While the prospects are promising, many firms struggle to scale AI beyond proofs of concept and deliver value through production-grade assets. A commonly referenced approach is a six-pillar framework intended to establish foundations for enterprise scaling:
- Foundational architecture: A robust, scalable technical architecture upon which AI workloads and agentic systems can be built.
- Operating model: Organisational processes and team structures that support delivery of business value, with AI treated as a core component.
- Readiness of data: Open yet secure access to high-quality data for model training and inference.
- Experience for humans and AI: User-centric design that enables AI to augment human capabilities rather than introduce friction or distrust.
- Strategic alignment: Clear alignment between AI initiatives and broader business strategy to support measurable outcomes.
- Trusted AI: Governance, transparency, and ethics embedded from the outset to support responsible scaling.
Let’s take a deeper look at the characteristics of foundational architectures that support AI at scale.
Foundational architectures suitable for agentic AI
A 2025 MACH Alliance Global Annual Research Report indicated that organisations with established composable architectures were more likely to report broader AI adoption and positive outcomes than those early in their journey, suggesting a link between modular technical foundations and the ability to scale AI initiatives.
Modularising and decoupling existing technology can allow open yet secure access to underlying data through APIs and model context protocol (MCP). MCP is an open standard that enables agents to connect to data sources and tools through a standardised interface. This allows AI models to query and interact securely with business services to perform complex tasks, including actions taken on behalf of users.
For example, an autonomous agent responding to a market event could use MCP to access portfolio details via a client API, calculate revised allocations based on market intelligence, and send those revisions to pricing systems for scenario analysis. The agent could then present a ranked set of options for user selection.
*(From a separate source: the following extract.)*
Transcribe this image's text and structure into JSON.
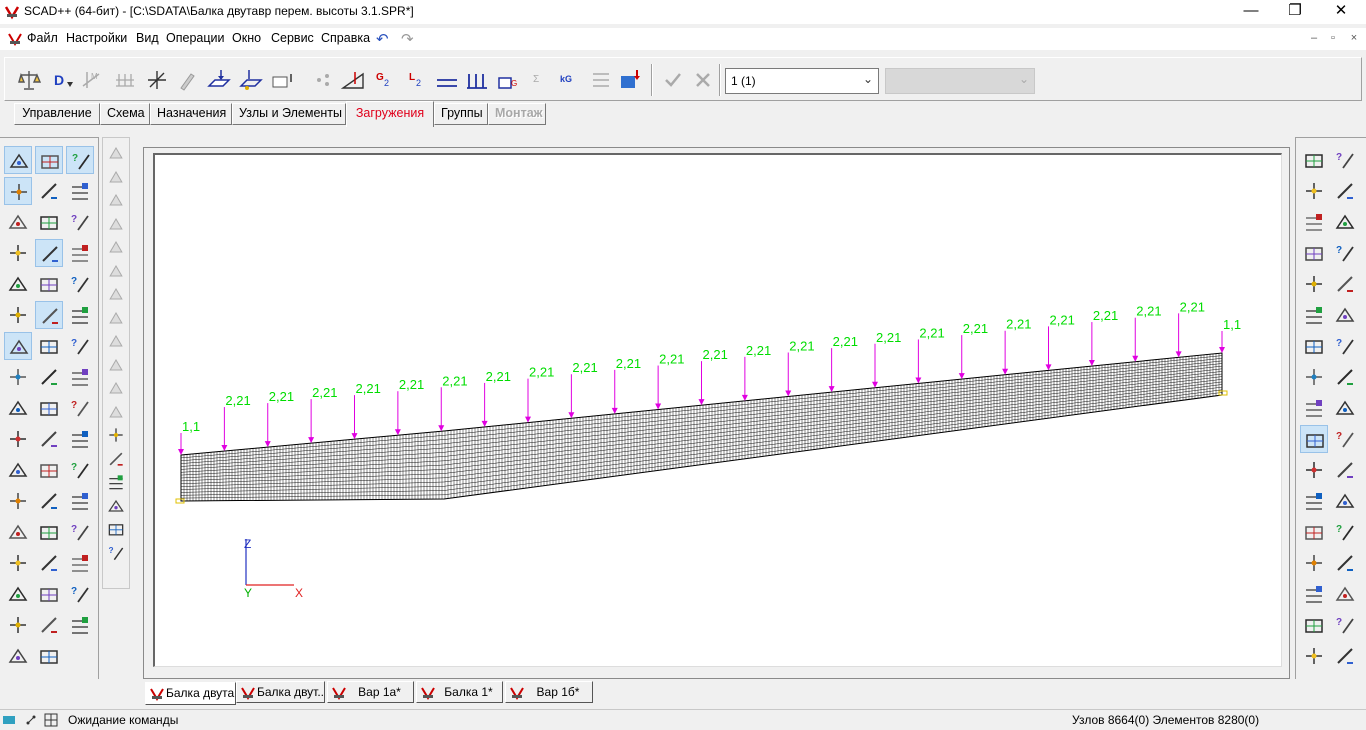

Additionally, modularity and fine-grained access to APIs and data can support a zero-trust strategy, where agents are granted access only to the APIs they require. This is particularly important in wealth management, given security and privacy requirements enforced by MAS (Monetary Authority of Singapore).
Another architectural consideration is evaluation. Effective deployment requires frameworks and tooling that support both online and offline evaluation. Evaluations are systematic assessments used to measure an agent’s performance and reliability, ensuring tasks are executed accurately. LangChain’s State of Agent Engineering report shows that only 38.3% of firms currently evaluate performance using production data.
The point is straightforward. Agentic initiatives should not be treated solely as technology projects. Scaling AI effectively requires architectural decisions that are reinforced by operating models, governance, and user experience.
The future of wealth is 24/7
Wealth management increasingly centres on augmenting financial advisors with intelligent tools that help clients make more timely decisions. A human-plus-machine approach could help address the 5-to-9 advice gap and reduce the amount of capital left idle.
The technology to support this approach exists. Whether it delivers meaningful outcomes depends on how deliberately firms integrate technical, organisational, and governance considerations into their AI strategies.